El mecanismo para reforzar el entramado señalado anteriormente es la incorporación a la novela de personajes históricos que interactúan con los protagonistas, a saber, el agente policial Danny Coughlin, un irlandés mal arreado que se ha formado bajo la zarpa castradora de su padre, un legendario capitán de la Policía de Boston, y Luther Laurence, un negro de Ohio al que todo le sale mal y que cada vez que pretende levantar cabeza es sepultado por un nuevo aluvión excremental, ya sea bajo la forma de unos mafiosos negros, unos segregacionistas blancos o un teniente de la Policía más malo que tomar agua fría sudando (este teniente, por su propio hijoputismo, que en ocasiones linda con la demencia y en otras la supera, se convierte más que en un personaje en una caricatura, como si Lehane se hubiese entusiasmado en demasía al darle forma y consistencia, lo que resulta el único punto flaco de la trama) y que por una serie de circunstancias terminará en la racista ciudad de Boston. Así, cruzan la historia, en ocasiones como mero decorado y otras en primerísimo primer plano, un joven John Edgard Hoover, con propensión a la obesidad y en exceso apegado a las normas; un irascible John Reed, por el tiempo en que publicaba Diez días que estremecieron al mundo y muy cerca de ser acallado por el tifus; y Edwin Upton Curtis, un político devenido jefe de Policía de Boston que se constituyó en el gran antagonista de los uniformados que se levantaron en huelga, hartos del destrato que les propinaba un sistema que, además de pagarles una miseria, los obligaba a costearse de sus propios bolsillos el uniforme que llevaban y las balas que disparaban. Pero el personaje histórico clave en Cualquier otro día es el beisbolista Babe Ruth, el legendario jugador de los Boston Red Sox, al que la novela encuentra en su período de apogeo y suma a la historia con tal ímpetu que lo convierte en una suerte de hilo conductor de los hechos que se cuentan.

Por último, y para no entrar en la glosa del argumento, que es para lo que a uno le pagan, hay que subrayar la maestría (o sea, el dominio maestro) de Lehane para atar en un mismo paquete la Historia con mayúsculas con las historias de personajes anónimos (o que son anónimos hasta que el demiurgo que escribe los arranca del barro de la nada).

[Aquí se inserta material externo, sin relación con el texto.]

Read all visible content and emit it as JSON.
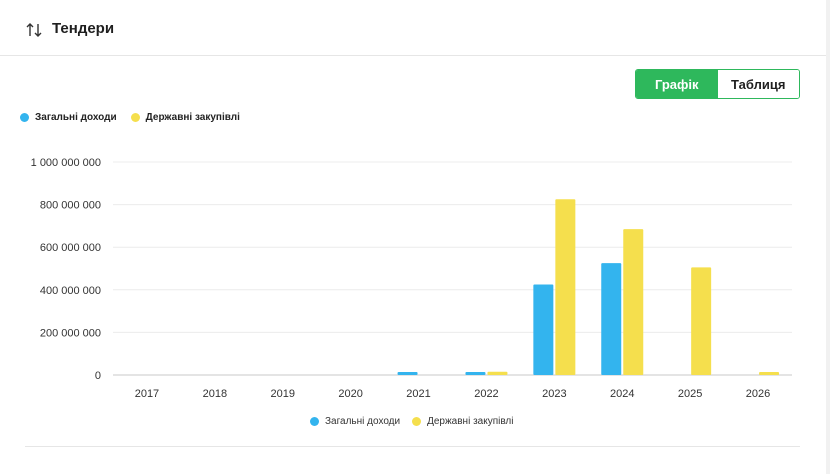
{
  "header": {
    "title": "Тендери",
    "icon": "sort-arrows-icon"
  },
  "toggle": {
    "chart_label": "Графік",
    "table_label": "Таблиця",
    "active": "chart"
  },
  "colors": {
    "income": "#33b4ee",
    "procurement": "#f5df4d",
    "accent": "#2eb85c"
  },
  "legend": {
    "income_label": "Загальні доходи",
    "procurement_label": "Державні закупівлі"
  },
  "chart_data": {
    "type": "bar",
    "categories": [
      "2017",
      "2018",
      "2019",
      "2020",
      "2021",
      "2022",
      "2023",
      "2024",
      "2025",
      "2026"
    ],
    "series": [
      {
        "name": "Загальні доходи",
        "values": [
          0,
          0,
          0,
          0,
          14000000,
          14000000,
          425000000,
          525000000,
          0,
          0
        ]
      },
      {
        "name": "Державні закупівлі",
        "values": [
          0,
          0,
          0,
          0,
          0,
          15000000,
          825000000,
          685000000,
          505000000,
          14000000
        ]
      }
    ],
    "yticks": [
      "0",
      "200 000 000",
      "400 000 000",
      "600 000 000",
      "800 000 000",
      "1 000 000 000"
    ],
    "ylim": [
      0,
      1000000000
    ],
    "grid": true,
    "legend_position": "top-left and bottom-center"
  }
}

Hay dos momentos culminantes que quiero destacar: la serie de incendios que envuelve a Boston como parte de una escalada de violencia pautada por huelgas, choques con la Policía y atentados anarquistas, y la descripción de la vida cotidiana bajo una terrible pandemia que obliga a todo el mundo a circular con mascarilla, sorteando los cadáveres abandonados en las calles para que sean levantados por la municipalidad. Sólo faltó, en esta parte del relato, agregar alguna secta negacionista del virus, de esas que vociferan contra los tapabocas y peroran sobre una conspiración mundial en medio de una mateada en una plaza. Pero, claro está, nada de eso aparece en el libro porque Lehane es, en definitiva, un escritor realista y no un cultor del delirio.

Cualquier otro día. De Dennis Lehane. Barcelona, Salamandra, 2020, 732 páginas. Traducción de Enrique de Hériz.